Im Fall der Lufthansa-Container beispielsweise dient die eSIM nicht bloß dazu, dass sich die Box mit den Sensoren weltweit in den verfügbaren Mobilfunknetzen anmelden kann, ähnlich wie das die klassische SIM im Handy auch tut. Spezielle Kryptofunktionen im Chip prüfen und signieren zudem die Sensordaten vor dem Versand, sodass sich diese später nicht mehr manipulieren lassen. „Damit kann die eSIM künftig zu so etwas werden wie einem Personalausweis für Endgeräte und Daten im Internet der Dinge“, sagt Steffen Frenck. 

Er ist verantwortlich für Strategie und Marketing im Unternehmensbereich Mobile Security bei Giesecke+Devrient (G+D). Das Unternehmen aus München ist einer der führenden internationalen Anbieter für Sicherheitskomponenten in der digitalen und mobilen Kommunikation und hat den smarten Cargo-Begleiter mit dem Digitaldienstleister Lufthansa Industry Solutions für den Luftfahrtkonzern entwickelt.

Statt Menschen kommunizieren Maschinen

Es ist nur eines von vielen neuen Einsatzszenarien für die winzigen eSIM-Sicherheits-Chips, die nicht größer sind als ein halber kleiner Fingernagel und die das Marktgefüge im Mobilfunk schon in wenigen Jahren komplett verändern dürften. Denn während der Mobilfunkmarkt seit den frühen Neunzigerjahren vor allem davon geprägt war, dass Menschen miteinander von Handy zu Handy kommunizierten, entwickelt sich das Geschäft nun in Richtung Kommunikation von Maschinen mit Maschinen. Die smarten Funk-Chips sind einer der entscheidenden Treiber dieses Trends. Von heute rund 150 Millionen neuen eSIM-fähigen Endgeräten pro Jahr dürfte sich der Absatz bis 2023 schon auf rund 900 Millionen Stück versechsfachen.

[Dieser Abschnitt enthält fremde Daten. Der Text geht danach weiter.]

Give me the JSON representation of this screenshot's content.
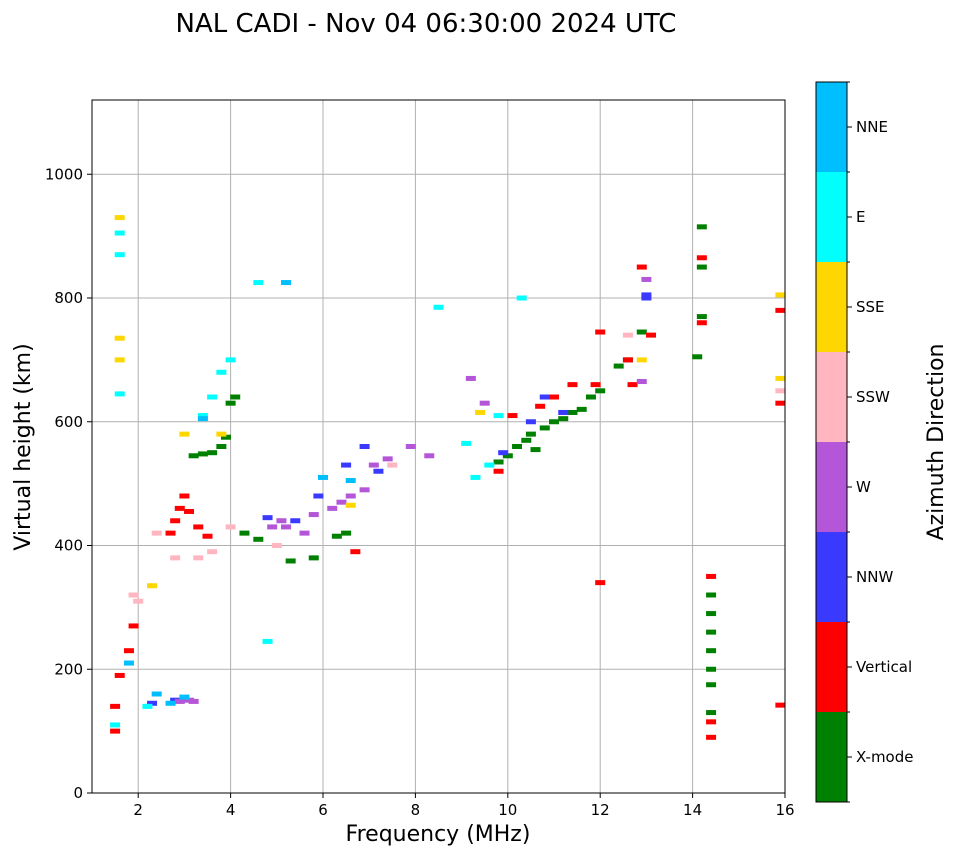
{
  "chart_data": {
    "type": "scatter",
    "title": "NAL CADI - Nov 04 06:30:00 2024 UTC",
    "xlabel": "Frequency (MHz)",
    "ylabel": "Virtual height (km)",
    "xlim": [
      1,
      16
    ],
    "ylim": [
      0,
      1120
    ],
    "grid": true,
    "xticks": [
      2,
      4,
      6,
      8,
      10,
      12,
      14,
      16
    ],
    "yticks": [
      0,
      200,
      400,
      600,
      800,
      1000
    ],
    "colorbar": {
      "label": "Azimuth Direction",
      "categories": [
        "X-mode",
        "Vertical",
        "NNW",
        "W",
        "SSW",
        "SSE",
        "E",
        "NNE"
      ],
      "colors": [
        "#008000",
        "#ff0000",
        "#3a3aff",
        "#b456d8",
        "#ffb6c1",
        "#ffd700",
        "#00ffff",
        "#00bfff"
      ]
    },
    "series": [
      {
        "name": "X-mode",
        "points": [
          [
            3.2,
            545
          ],
          [
            3.4,
            548
          ],
          [
            3.6,
            550
          ],
          [
            3.8,
            560
          ],
          [
            3.9,
            575
          ],
          [
            4.0,
            630
          ],
          [
            4.1,
            640
          ],
          [
            4.3,
            420
          ],
          [
            4.6,
            410
          ],
          [
            5.3,
            375
          ],
          [
            5.8,
            380
          ],
          [
            6.3,
            415
          ],
          [
            6.5,
            420
          ],
          [
            9.8,
            535
          ],
          [
            10.0,
            545
          ],
          [
            10.2,
            560
          ],
          [
            10.4,
            570
          ],
          [
            10.5,
            580
          ],
          [
            10.6,
            555
          ],
          [
            10.8,
            590
          ],
          [
            11.0,
            600
          ],
          [
            11.2,
            605
          ],
          [
            11.4,
            615
          ],
          [
            11.6,
            620
          ],
          [
            11.8,
            640
          ],
          [
            12.0,
            650
          ],
          [
            12.4,
            690
          ],
          [
            12.6,
            700
          ],
          [
            12.9,
            745
          ],
          [
            14.1,
            705
          ],
          [
            14.2,
            770
          ],
          [
            14.2,
            850
          ],
          [
            14.2,
            915
          ],
          [
            14.4,
            130
          ],
          [
            14.4,
            175
          ],
          [
            14.4,
            200
          ],
          [
            14.4,
            230
          ],
          [
            14.4,
            260
          ],
          [
            14.4,
            290
          ],
          [
            14.4,
            320
          ]
        ]
      },
      {
        "name": "Vertical",
        "points": [
          [
            1.5,
            140
          ],
          [
            1.5,
            100
          ],
          [
            1.6,
            190
          ],
          [
            1.8,
            230
          ],
          [
            1.9,
            270
          ],
          [
            2.7,
            420
          ],
          [
            2.8,
            440
          ],
          [
            2.9,
            460
          ],
          [
            3.0,
            480
          ],
          [
            3.1,
            455
          ],
          [
            3.3,
            430
          ],
          [
            3.5,
            415
          ],
          [
            6.7,
            390
          ],
          [
            9.8,
            520
          ],
          [
            10.1,
            610
          ],
          [
            10.7,
            625
          ],
          [
            11.0,
            640
          ],
          [
            11.4,
            660
          ],
          [
            11.9,
            660
          ],
          [
            12.0,
            745
          ],
          [
            12.0,
            340
          ],
          [
            12.6,
            700
          ],
          [
            12.7,
            660
          ],
          [
            12.9,
            850
          ],
          [
            13.1,
            740
          ],
          [
            14.2,
            760
          ],
          [
            14.2,
            865
          ],
          [
            14.4,
            90
          ],
          [
            14.4,
            115
          ],
          [
            14.4,
            350
          ],
          [
            15.9,
            630
          ],
          [
            15.9,
            780
          ],
          [
            15.9,
            142
          ]
        ]
      },
      {
        "name": "NNW",
        "points": [
          [
            2.3,
            145
          ],
          [
            2.8,
            150
          ],
          [
            4.8,
            445
          ],
          [
            5.4,
            440
          ],
          [
            5.9,
            480
          ],
          [
            6.5,
            530
          ],
          [
            6.9,
            560
          ],
          [
            7.2,
            520
          ],
          [
            9.9,
            550
          ],
          [
            10.5,
            600
          ],
          [
            10.8,
            640
          ],
          [
            11.2,
            615
          ],
          [
            13.0,
            805
          ],
          [
            13.0,
            800
          ]
        ]
      },
      {
        "name": "W",
        "points": [
          [
            2.9,
            148
          ],
          [
            3.1,
            150
          ],
          [
            3.2,
            148
          ],
          [
            4.9,
            430
          ],
          [
            5.1,
            440
          ],
          [
            5.2,
            430
          ],
          [
            5.6,
            420
          ],
          [
            5.8,
            450
          ],
          [
            6.2,
            460
          ],
          [
            6.4,
            470
          ],
          [
            6.6,
            480
          ],
          [
            6.9,
            490
          ],
          [
            7.1,
            530
          ],
          [
            7.4,
            540
          ],
          [
            7.9,
            560
          ],
          [
            8.3,
            545
          ],
          [
            9.2,
            670
          ],
          [
            9.5,
            630
          ],
          [
            12.9,
            665
          ],
          [
            13.0,
            830
          ]
        ]
      },
      {
        "name": "SSW",
        "points": [
          [
            1.9,
            320
          ],
          [
            2.0,
            310
          ],
          [
            2.4,
            420
          ],
          [
            2.8,
            380
          ],
          [
            3.3,
            380
          ],
          [
            3.6,
            390
          ],
          [
            4.0,
            430
          ],
          [
            5.0,
            400
          ],
          [
            7.5,
            530
          ],
          [
            12.6,
            740
          ],
          [
            15.9,
            650
          ]
        ]
      },
      {
        "name": "SSE",
        "points": [
          [
            1.6,
            700
          ],
          [
            1.6,
            735
          ],
          [
            1.6,
            930
          ],
          [
            2.3,
            335
          ],
          [
            3.0,
            580
          ],
          [
            3.8,
            580
          ],
          [
            6.6,
            465
          ],
          [
            9.4,
            615
          ],
          [
            12.9,
            700
          ],
          [
            15.9,
            670
          ],
          [
            15.9,
            805
          ]
        ]
      },
      {
        "name": "E",
        "points": [
          [
            1.5,
            110
          ],
          [
            1.6,
            645
          ],
          [
            1.6,
            870
          ],
          [
            1.6,
            905
          ],
          [
            2.2,
            140
          ],
          [
            3.4,
            610
          ],
          [
            3.6,
            640
          ],
          [
            3.8,
            680
          ],
          [
            4.0,
            700
          ],
          [
            4.6,
            825
          ],
          [
            4.8,
            245
          ],
          [
            8.5,
            785
          ],
          [
            9.1,
            565
          ],
          [
            9.3,
            510
          ],
          [
            9.6,
            530
          ],
          [
            9.8,
            610
          ],
          [
            10.3,
            800
          ]
        ]
      },
      {
        "name": "NNE",
        "points": [
          [
            1.8,
            210
          ],
          [
            2.4,
            160
          ],
          [
            2.7,
            145
          ],
          [
            3.0,
            155
          ],
          [
            3.4,
            605
          ],
          [
            5.2,
            825
          ],
          [
            6.0,
            510
          ],
          [
            6.6,
            505
          ]
        ]
      }
    ]
  }
}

In zwei bis fünf Jahren werden eSIMs die dominierende Technik für die Identifikation vielfältigster neuer Endgeräte in Mobilnetzen sein. Und zwar sowohl bei Technik für Privatleute – Smartphones, Tablets oder Fitness-Trackern – wie auch im geschäftlichen oder industriellen Einsatz – etwa in vernetzten Autos, Gebäudetechnik, Robotern oder eben der Logistik. Das jedenfalls ist das Ergebnis einer neuen, weltweiten Umfrage des Marktforschers IDC im Auftrag von G+D unter Netzausrüstern, Mobilfunkunternehmen, Endgeräteproduzenten, Chipherstellern sowie Autokonzernen. Insgesamt decken die befragten Konzerne mit rund 4,6 Milliarden SIM-Kontakten rund die Hälfte des gegenwärtigen globalen Kommunikationspotenzials ab. 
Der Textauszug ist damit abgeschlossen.